For the most part the documentary had been interesting – giving as much insight as the editorial directors of Vogue magazine would allow into the inner workings of the organisation. The film-maker tiptoed a knife-edge between fawning over the various parties involved, and privately questioning their motivations. Watching as an impartial observer with little or no interest in “fashion” per se, it became increasingly obvious that the fashion publishing industry is just an extended marketing arm for clothes designers. The designers and manufacturers court the magazines, and the magazines court readership. I found myself wondering who on earth their readership is any more though?
I almost stopped watching after the narrator engaged in a chance interview with one of the girls working in the Vogue office. He asked her about her favourite piece of clothing in her own wardrobe. Without a hint of a smile, and suddenly looking very serious indeed, she described a red Prada coat with big pockets.
“Of course, it was very, very expensive”
“About the same as a second hand Mini Cooper”
Not a flicker of a smile. Her intonation implied that the cost equated to worth, and that we should agree with her.

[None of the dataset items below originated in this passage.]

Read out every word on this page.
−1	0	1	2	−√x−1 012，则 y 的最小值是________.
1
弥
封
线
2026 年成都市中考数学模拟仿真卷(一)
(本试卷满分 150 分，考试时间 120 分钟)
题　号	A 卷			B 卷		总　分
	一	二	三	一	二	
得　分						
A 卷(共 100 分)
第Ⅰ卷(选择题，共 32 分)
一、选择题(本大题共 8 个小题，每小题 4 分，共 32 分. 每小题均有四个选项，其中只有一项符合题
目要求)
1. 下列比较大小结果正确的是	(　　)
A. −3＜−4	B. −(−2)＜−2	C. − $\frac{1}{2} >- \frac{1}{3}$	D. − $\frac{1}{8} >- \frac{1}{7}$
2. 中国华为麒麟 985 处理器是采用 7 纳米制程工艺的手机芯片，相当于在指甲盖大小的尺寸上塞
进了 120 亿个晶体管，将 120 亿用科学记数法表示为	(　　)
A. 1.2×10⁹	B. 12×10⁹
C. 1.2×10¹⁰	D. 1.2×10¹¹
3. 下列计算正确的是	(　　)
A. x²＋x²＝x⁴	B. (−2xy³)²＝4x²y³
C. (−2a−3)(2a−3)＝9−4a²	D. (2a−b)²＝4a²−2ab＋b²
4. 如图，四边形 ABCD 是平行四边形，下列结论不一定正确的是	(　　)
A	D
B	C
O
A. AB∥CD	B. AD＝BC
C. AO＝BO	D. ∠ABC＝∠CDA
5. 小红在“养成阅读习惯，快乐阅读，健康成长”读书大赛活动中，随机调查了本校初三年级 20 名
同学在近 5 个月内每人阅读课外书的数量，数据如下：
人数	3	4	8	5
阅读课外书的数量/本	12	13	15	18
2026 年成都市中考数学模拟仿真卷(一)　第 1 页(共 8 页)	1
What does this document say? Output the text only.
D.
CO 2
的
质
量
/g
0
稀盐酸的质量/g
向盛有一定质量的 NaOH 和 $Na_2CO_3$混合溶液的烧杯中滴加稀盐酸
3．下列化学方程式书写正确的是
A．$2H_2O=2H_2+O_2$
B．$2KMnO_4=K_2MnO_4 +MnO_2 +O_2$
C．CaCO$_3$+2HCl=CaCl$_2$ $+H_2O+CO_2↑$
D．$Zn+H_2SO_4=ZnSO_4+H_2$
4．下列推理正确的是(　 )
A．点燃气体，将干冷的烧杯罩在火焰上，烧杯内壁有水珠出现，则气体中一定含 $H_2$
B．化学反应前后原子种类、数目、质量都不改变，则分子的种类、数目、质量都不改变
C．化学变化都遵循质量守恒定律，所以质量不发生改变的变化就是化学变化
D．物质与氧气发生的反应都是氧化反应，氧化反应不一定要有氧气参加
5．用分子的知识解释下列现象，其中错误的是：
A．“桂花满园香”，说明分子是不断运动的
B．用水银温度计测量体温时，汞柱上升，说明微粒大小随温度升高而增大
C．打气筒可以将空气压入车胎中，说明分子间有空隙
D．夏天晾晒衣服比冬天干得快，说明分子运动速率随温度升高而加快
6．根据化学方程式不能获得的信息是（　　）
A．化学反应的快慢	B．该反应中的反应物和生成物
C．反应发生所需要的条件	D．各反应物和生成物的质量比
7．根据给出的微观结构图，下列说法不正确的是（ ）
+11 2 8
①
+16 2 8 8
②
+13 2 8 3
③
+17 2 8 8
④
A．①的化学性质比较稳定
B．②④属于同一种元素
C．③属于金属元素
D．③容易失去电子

On a similar vein, the narrator then asked another editor about her personal walk-in wardrobe at home, which she seemed incredibly proud of – making mention of various shoes she liked to wear “all the time” (it was obvious they had never been worn – it was mostly an exercise in name-dropping the designers). She then described – in a ridiculous attempt at self-validation – how her ever-day wardrobe was generally a shirt, and jeans.

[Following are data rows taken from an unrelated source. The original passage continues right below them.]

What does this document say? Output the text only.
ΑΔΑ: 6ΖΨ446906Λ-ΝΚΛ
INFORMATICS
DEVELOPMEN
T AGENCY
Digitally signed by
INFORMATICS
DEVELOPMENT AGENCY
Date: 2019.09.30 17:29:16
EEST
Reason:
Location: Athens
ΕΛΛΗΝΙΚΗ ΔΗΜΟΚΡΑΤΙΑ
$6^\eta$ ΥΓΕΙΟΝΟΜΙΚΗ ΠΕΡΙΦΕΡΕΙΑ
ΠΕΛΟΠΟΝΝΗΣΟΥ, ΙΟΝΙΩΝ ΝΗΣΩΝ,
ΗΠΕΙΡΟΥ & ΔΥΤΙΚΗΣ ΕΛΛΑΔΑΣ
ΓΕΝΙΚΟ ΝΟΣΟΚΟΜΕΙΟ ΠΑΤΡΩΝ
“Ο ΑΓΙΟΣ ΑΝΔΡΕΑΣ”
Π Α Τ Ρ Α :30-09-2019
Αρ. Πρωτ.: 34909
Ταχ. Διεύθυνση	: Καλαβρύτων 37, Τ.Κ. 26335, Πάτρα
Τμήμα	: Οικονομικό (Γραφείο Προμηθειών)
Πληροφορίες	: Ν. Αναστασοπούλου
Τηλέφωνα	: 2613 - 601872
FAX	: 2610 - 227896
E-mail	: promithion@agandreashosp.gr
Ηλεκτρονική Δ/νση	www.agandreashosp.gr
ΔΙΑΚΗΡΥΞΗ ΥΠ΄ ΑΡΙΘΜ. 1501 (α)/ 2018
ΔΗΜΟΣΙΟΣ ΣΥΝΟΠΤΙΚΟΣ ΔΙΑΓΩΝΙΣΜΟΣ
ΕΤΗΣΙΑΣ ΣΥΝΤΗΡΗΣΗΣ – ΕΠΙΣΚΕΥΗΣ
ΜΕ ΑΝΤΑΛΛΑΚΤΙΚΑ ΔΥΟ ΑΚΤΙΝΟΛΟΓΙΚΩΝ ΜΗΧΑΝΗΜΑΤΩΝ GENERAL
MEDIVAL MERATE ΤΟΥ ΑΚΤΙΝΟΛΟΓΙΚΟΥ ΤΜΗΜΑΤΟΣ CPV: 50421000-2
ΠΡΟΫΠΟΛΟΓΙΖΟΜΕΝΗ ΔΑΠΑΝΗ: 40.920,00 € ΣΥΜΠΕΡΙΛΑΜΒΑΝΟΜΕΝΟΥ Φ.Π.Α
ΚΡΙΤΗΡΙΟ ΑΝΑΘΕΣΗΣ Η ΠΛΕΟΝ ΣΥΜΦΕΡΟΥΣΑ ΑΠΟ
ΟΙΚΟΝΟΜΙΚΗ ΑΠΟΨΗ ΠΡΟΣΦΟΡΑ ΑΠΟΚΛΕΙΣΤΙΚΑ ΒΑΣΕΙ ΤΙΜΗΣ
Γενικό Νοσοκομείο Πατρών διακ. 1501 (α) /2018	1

“How many pairs of jeans do you own?”
Backtracking to red Prada coat girl, the subject of cost came up with her too – in particular a pair of jeans she liked.
“They cost £700. You instantly know them when you see them though, because he does a thing with the material, and the asymetric cut…”
Unsurpisingly I didn’t watch to the end. I switched the television off, and wandered off to finish washing up while my other half put the children to bed.
I will freely admit that the cold, detached personalities of the people interviewed genuinely frightened me. While we have all read books and watched movies and TV shows such as “The Devil Wears Prada”, “Ugly Betty”, and so on, it’s pretty terrifying to discover that the world they poke fun at really does exist – and it’s far darker than I had ever imagined.